In seinem letzten filmischen Frauenporträt Scarlet zeigte Pietro Marcello bereits sein dramaturgische Distanz zu weiblichen Figuren, die zentral oder marginal für seine gediegenen Geschichtsdramen stets als patriarchalische Projektion enden. Das gilt auch für die historische Hauptfigur seines fiktionalisierten Biopics, das in Venedig – wohl aus Bedarf an einer repräsentativen Anzahl italienischer Titel – im Wettbewerb läuft. Eleonora Duse (Valeria Bruni Tedeschi), die der Titel in vielversprechender Opposition zu filmischen Konvention bezüglich Frauen-Biopics bei ihrem Nachnamen anspricht, ist eine der menschlichen Mythen des Schauspiels.
Ihre intuitiven Darstellungen standen in markantem Gegensatz zur manierierten Theatertradition ihrer Zeit während ihre Zurückgezogenheit Spekulationen über ihr Privatleben anregte. Augenscheinlich auch Marcello. Sein Biopic betrachtet Duses Werdegang als vage Orientierung. Biografische Recherche überstieg offenbar Marcellos Interesse an der realen Person. Deren Leinwand-Version zeigt das opulente Epochen-Panorama in den späten Jahren ihrer in frühster Jugend begonnenen Karriere. Im Nachkriegs-Italien des Jahres 1921 kehrt Duse nach über zehnjähriger Pause für Auftritte in Europa und den USA zurück zur Bühne.
Dort sieht man sie indes kaum während der gut zwei Stunden lose arrangierter Vignetten. Die von Tedeschi mit ewiger Leidensmine und Märtyrerin-Posen verkörperte Titelfigur, die nie die repräsentative öffentliche Rolle ablegt, ist meist mehr Vorwand für Auftritte bekannter Zeitgenossen. Exemplarisch dafür ist eine frühe Szene, bei der ihr Publikum plötzlich zu einem Flugzeug am Himmel aufblicken: “Da ist D’Annunzio!” Als zweite italienische Ikone überstrahlt – oder besser: überschreit – Duses prominenter Theater- und temporärer Lebens-Partner ihre wehmütige Präsenz mit aufbrausendem Temperament.

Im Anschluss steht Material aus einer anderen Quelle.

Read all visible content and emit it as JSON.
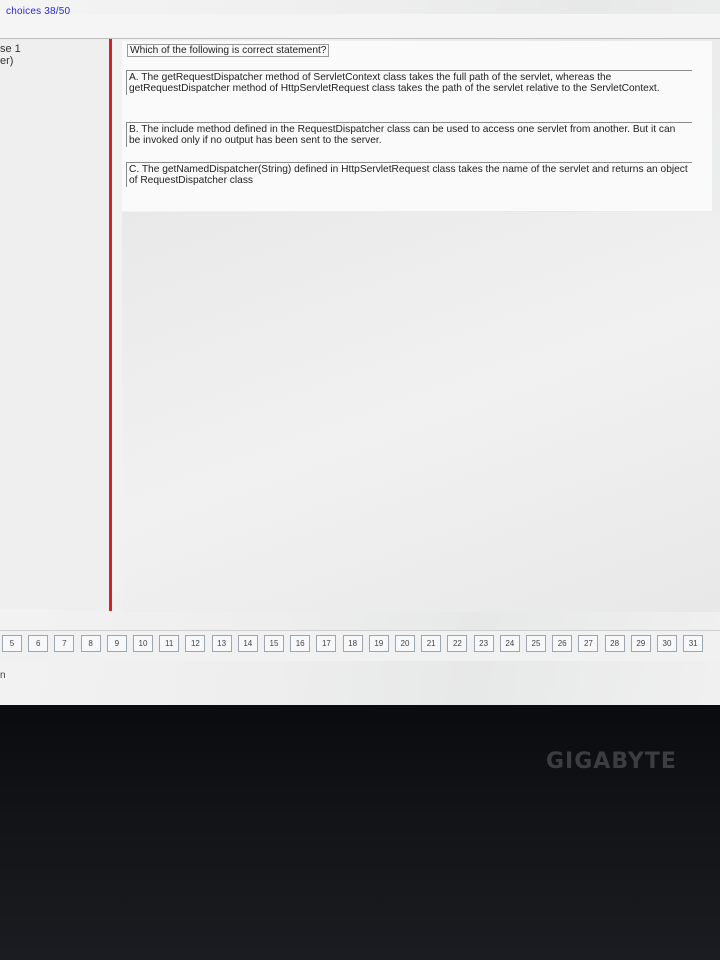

Lautstarke Auseinandersetzungen, melodramatische Ausbrüche und emotionale Eskalationen scheinen überhaupt die bevorzugte Kommunikationsform in der exaltierten Theater-Welt. Tedeschis egozentrische Entrückung und ihrer Figur ohne jede biografische Grundlage angedichtete psychopathische Schübe konstruieren eine hysterische Karikatur der Künstlerin. Zudringlich fängt die Kamera Falten und Augenausdruck unerbittlich ein, ohne darin tieferen Ausdruck zu finden. Flüchtige Archivbilder, intime Familienbegegnungen und Duses umfangreiche Brief-Konversation reihen sich zu einer oberflächlichen Collage, die politische Realitäten hermetisch ausschließt. Ein pseudo-avantgardistischer Soundtrack unterstreicht die Diskrepanz zwischen antiquierter Gestik und gegenwärtigem Filmgefühl.
Die letzten Lebensjahre einer Legende des Theaters erstickt Pietro Marcello in konformistischem Kostümkino. Ohne Einsicht in das Wesen der Hauptfigur oder ihre Epoche, reduziert das prätentiöse Exposé eine starke Persönlichkeit zur patriarchalischen Parodie. Zwischen kindlicher Weinerlichkeit und falschem Pathos schwankend gleitet sie durch theatralische Episoden, die politische und zeithistorische Realitäten hermetisch ausschließen. Arriviertes Schauspiel, verworrene Struktur und eine zwischen melodramatischen Close-ups und ausdruckslosen Schaubildern schwankende Bildsprache bilden einen adretten Bilderbogen, der die Faszination Duses überdeckt statt offenbart.